In the Softwareag ADABAS basic tutorial, I find the following while describing the utility of subdescriptor :
As I see it, the number of ISN-s in the inverted list for values 11000 - 11999 will be exactly same as the number for value 11. Hence, there are 2 advantages of using a subdescriptor here:
We can use FIND instead of READ.
In case of subdescriptor(11), there will be one entry in the inverted list, whereas in case of the descriptor(11***) there will be 999 entries. So, reading inverted list itself will take less time(though can be negligible)
Is there any other advantage of using subdescriptor ? Please suggest.
Is there any other scenario which gives a different utility of a subdescriptor ?
Along with FIND and READ we can use HISTOGRAM too, which could be more efficient when we want to deal only with descriptors (no updates!)
General view on descriptors (super, sub, hyper etc):
Any field can be used within a selection criterion. When a field that is used extensively as a search criterion, is defined as a descriptor (key). Hence a descriptor is a search key. The selection process is considerably faster since Adabas is able to access the descriptor’s values directly from the inverted list without reading any records from Data Storage.

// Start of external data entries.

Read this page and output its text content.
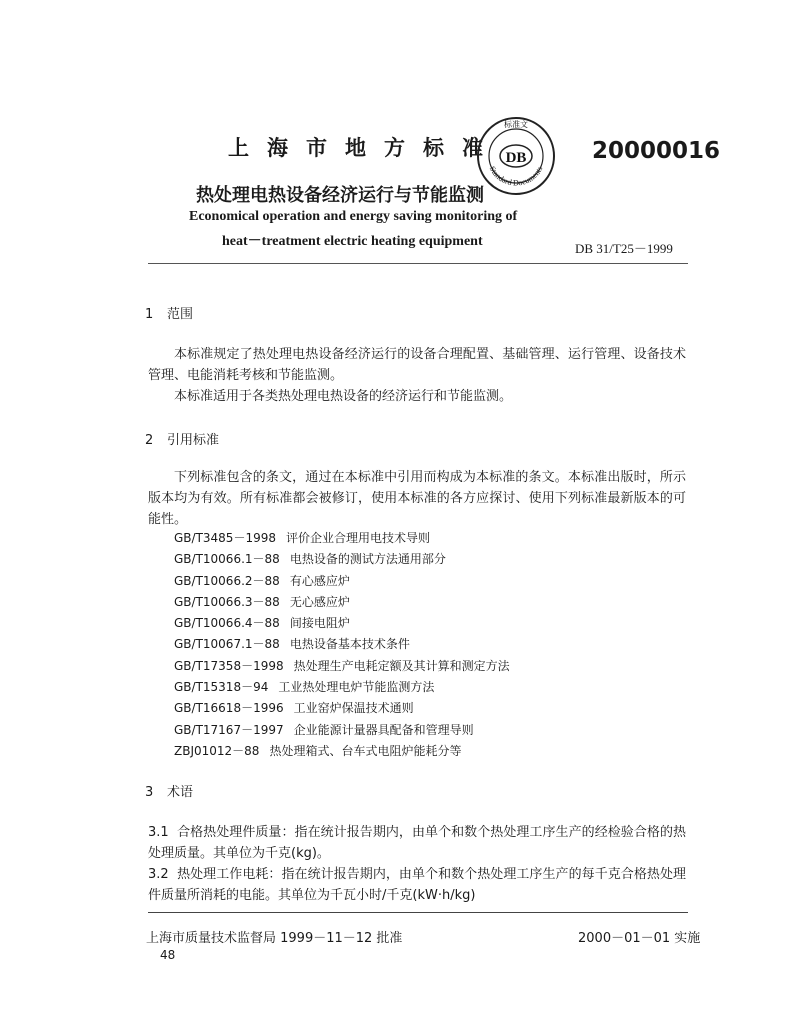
上海市地方标准 DB
标准文
Standard Documents
20000016
热处理电热设备经济运行与节能监测
Economical operation and energy saving monitoring of
heat－treatment electric heating equipment	DB 31/T25－1999
1 范围
本标准规定了热处理电热设备经济运行的设备合理配置、基础管理、运行管理、设备技术管理、电能消耗考核和节能监测。
本标准适用于各类热处理电热设备的经济运行和节能监测。
2 引用标准
下列标准包含的条文，通过在本标准中引用而构成为本标准的条文。本标准出版时，所示版本均为有效。所有标准都会被修订，使用本标准的各方应探讨、使用下列标准最新版本的可能性。
GB/T3485－1998 评价企业合理用电技术导则
GB/T10066.1－88 电热设备的测试方法通用部分
GB/T10066.2－88 有心感应炉
GB/T10066.3－88 无心感应炉
GB/T10066.4－88 间接电阻炉
GB/T10067.1－88 电热设备基本技术条件
GB/T17358－1998 热处理生产电耗定额及其计算和测定方法
GB/T15318－94 工业热处理电炉节能监测方法
GB/T16618－1996 工业窑炉保温技术通则
GB/T17167－1997 企业能源计量器具配备和管理导则
ZBJ01012－88 热处理箱式、台车式电阻炉能耗分等
3 术语
3.1 合格热处理件质量：指在统计报告期内，由单个和数个热处理工序生产的经检验合格的热处理质量。其单位为千克(kg)。
3.2 热处理工作电耗：指在统计报告期内，由单个和数个热处理工序生产的每千克合格热处理件质量所消耗的电能。其单位为千瓦小时/千克(kW·h/kg)
上海市质量技术监督局 1999－11－12 批准	2000－01－01 实施
48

Because the inverted list requires disk space and update overhead, the descriptor option should be used judiciously, particularly if the file is large and the field that is being considered as a descriptor is updated frequently.
One thing you can do with subdescriptors is invert a field NOT starting with position 1. We have a subdescriptor on one of our fields (NAED-UIC-NUM) that inverts a subdescriptor called UPC-NUMBER which is positions 2-14 of the NAED-UIC-NUM field.

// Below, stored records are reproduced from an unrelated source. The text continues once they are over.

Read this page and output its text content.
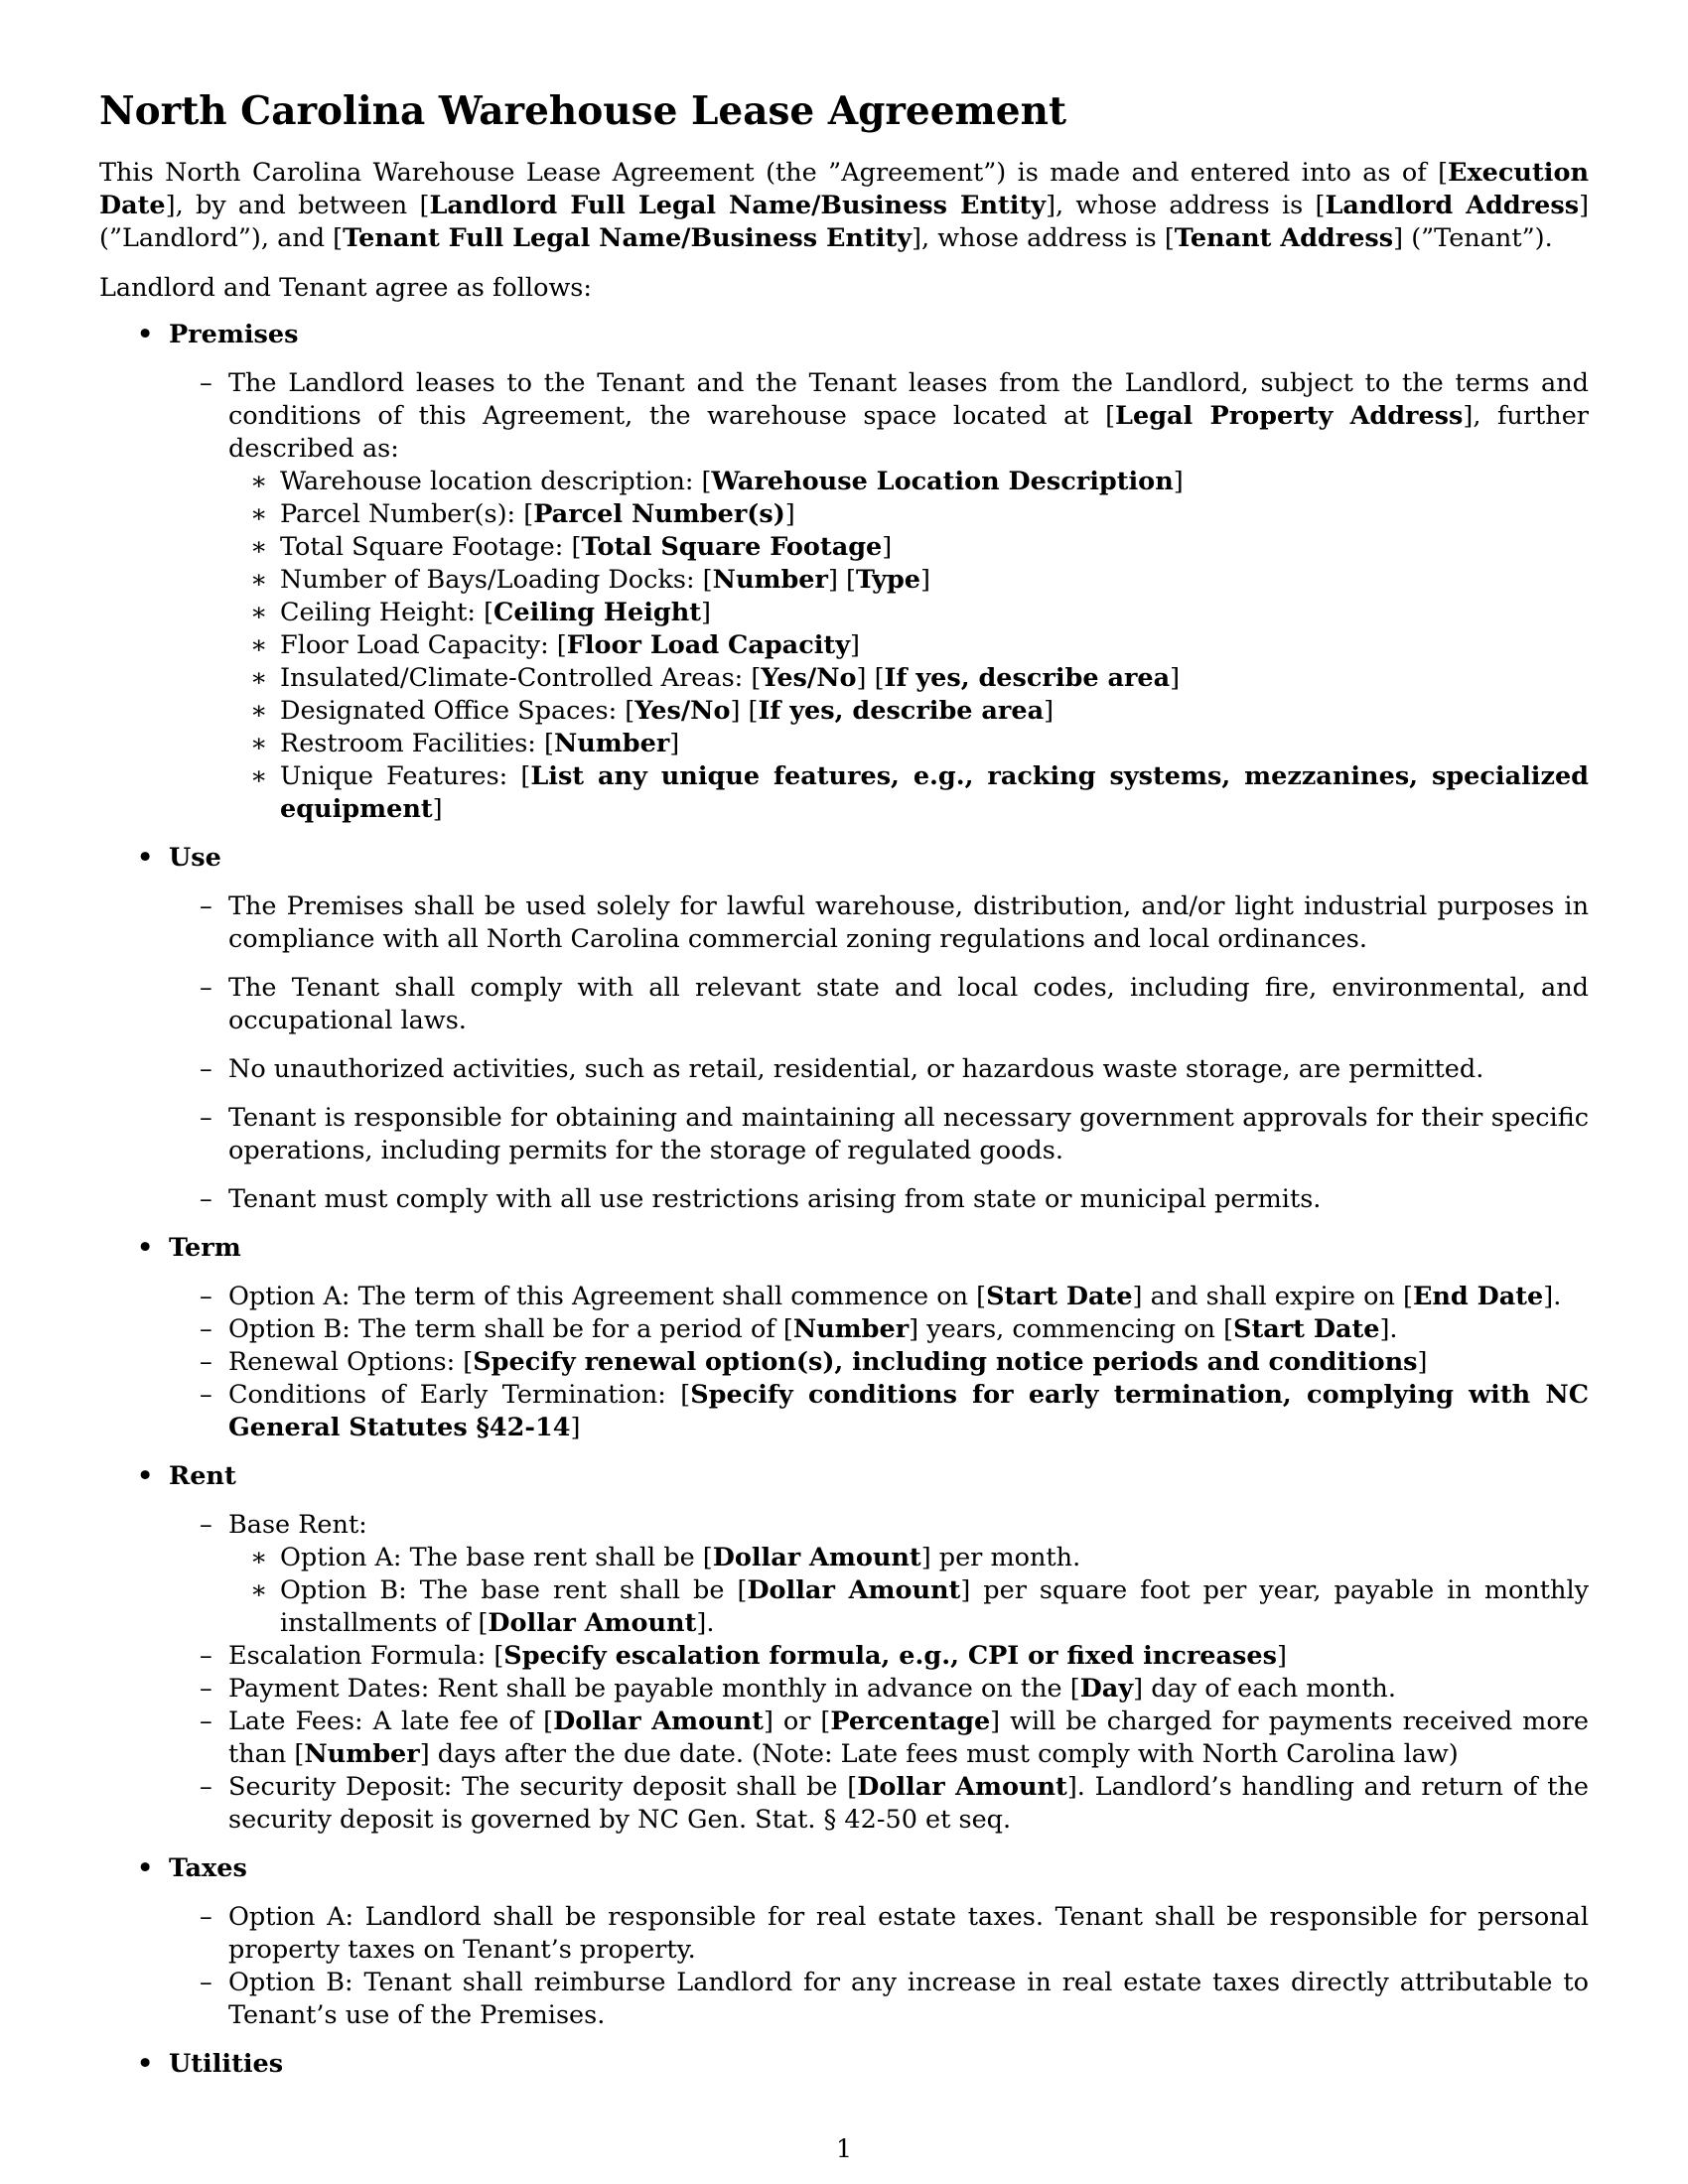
North Carolina Warehouse Lease Agreement

This North Carolina Warehouse Lease Agreement (the ”Agreement”) is made and entered into as of [Execution Date], by and between [Landlord Full Legal Name/Business Entity], whose address is [Landlord Address] (”Landlord”), and [Tenant Full Legal Name/Business Entity], whose address is [Tenant Address] (”Tenant”).

Landlord and Tenant agree as follows:

• Premises
– The Landlord leases to the Tenant and the Tenant leases from the Landlord, subject to the terms and conditions of this Agreement, the warehouse space located at [Legal Property Address], further described as:
∗ Warehouse location description: [Warehouse Location Description]
∗ Parcel Number(s): [Parcel Number(s)]
∗ Total Square Footage: [Total Square Footage]
∗ Number of Bays/Loading Docks: [Number] [Type]
∗ Ceiling Height: [Ceiling Height]
∗ Floor Load Capacity: [Floor Load Capacity]
∗ Insulated/Climate-Controlled Areas: [Yes/No] [If yes, describe area]
∗ Designated Office Spaces: [Yes/No] [If yes, describe area]
∗ Restroom Facilities: [Number]
∗ Unique Features: [List any unique features, e.g., racking systems, mezzanines, specialized equipment]
• Use
– The Premises shall be used solely for lawful warehouse, distribution, and/or light industrial purposes in compliance with all North Carolina commercial zoning regulations and local ordinances.
– The Tenant shall comply with all relevant state and local codes, including fire, environmental, and occupational laws.
– No unauthorized activities, such as retail, residential, or hazardous waste storage, are permitted.
– Tenant is responsible for obtaining and maintaining all necessary government approvals for their specific operations, including permits for the storage of regulated goods.
– Tenant must comply with all use restrictions arising from state or municipal permits.
• Term
– Option A: The term of this Agreement shall commence on [Start Date] and shall expire on [End Date].
– Option B: The term shall be for a period of [Number] years, commencing on [Start Date].
– Renewal Options: [Specify renewal option(s), including notice periods and conditions]
– Conditions of Early Termination: [Specify conditions for early termination, complying with NC General Statutes §42-14]
• Rent
– Base Rent:
∗ Option A: The base rent shall be [Dollar Amount] per month.
∗ Option B: The base rent shall be [Dollar Amount] per square foot per year, payable in monthly installments of [Dollar Amount].
– Escalation Formula: [Specify escalation formula, e.g., CPI or fixed increases]
– Payment Dates: Rent shall be payable monthly in advance on the [Day] day of each month.
– Late Fees: A late fee of [Dollar Amount] or [Percentage] will be charged for payments received more than [Number] days after the due date. (Note: Late fees must comply with North Carolina law)
– Security Deposit: The security deposit shall be [Dollar Amount]. Landlord’s handling and return of the security deposit is governed by NC Gen. Stat. § 42-50 et seq.
• Taxes
– Option A: Landlord shall be responsible for real estate taxes. Tenant shall be responsible for personal property taxes on Tenant’s property.
– Option B: Tenant shall reimburse Landlord for any increase in real estate taxes directly attributable to Tenant’s use of the Premises.
• Utilities
1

That way it matters not what the initial digit of the source field is when searching for the UPC number part.
As I have understood your explanation, it stands as a disadvantage of using subdescriptor :
Taking this reference, I can think of an advantage as well :
Say,a superdescriptor has 5 fields A,B,C,D,E of which D is null suppressed.
In this case, if A and B are populated and D is NULL, the superdescriptor can never find the record. But a subdescriptor with A,B can find it within the range.
not quite. A subdescriptor is only ever on one field. More than one and it is a superdescriptor. So you can define a second super on A,B that in your scenario would index your example.
The case Brian cites is not a disadvantage. It is a facet of the indexing to be aware of. You don’t always want null values to be indexed - if you are unlikely to select on them then the don’t take up space in the inverted list (which is an advantage!). This is the beauty of including certain fields in a superdescriptor that may be null: when they’re null, they’re not indexed.
Brian’s example alludes to the subtle difference null suppression has on subdescriptors versus superdescriptors. For both super and subdescriptors, a range of bytes is specified to select from out of the source field. For subdescriptors, the entry is treated as null if the source BYTES are null. For superdescriptors, the entry is null if the source FIELD is null.
Thus if you have a superdescriptor that includes the same two blank bytes that Brian’s example has (" XYZ"), it will index the field, but the subdescriptor on the same 2 bytes will not create an index entry.
(A superdescriptor can include any range of bytes from the source fields, which allows such oddities as including bytes beyond the “end” of the field; the presence of the entry indicates that the source fileld is not null - HISTOGRAM will show those byte(s) in the superdescriptor to be blank for an alpha field.)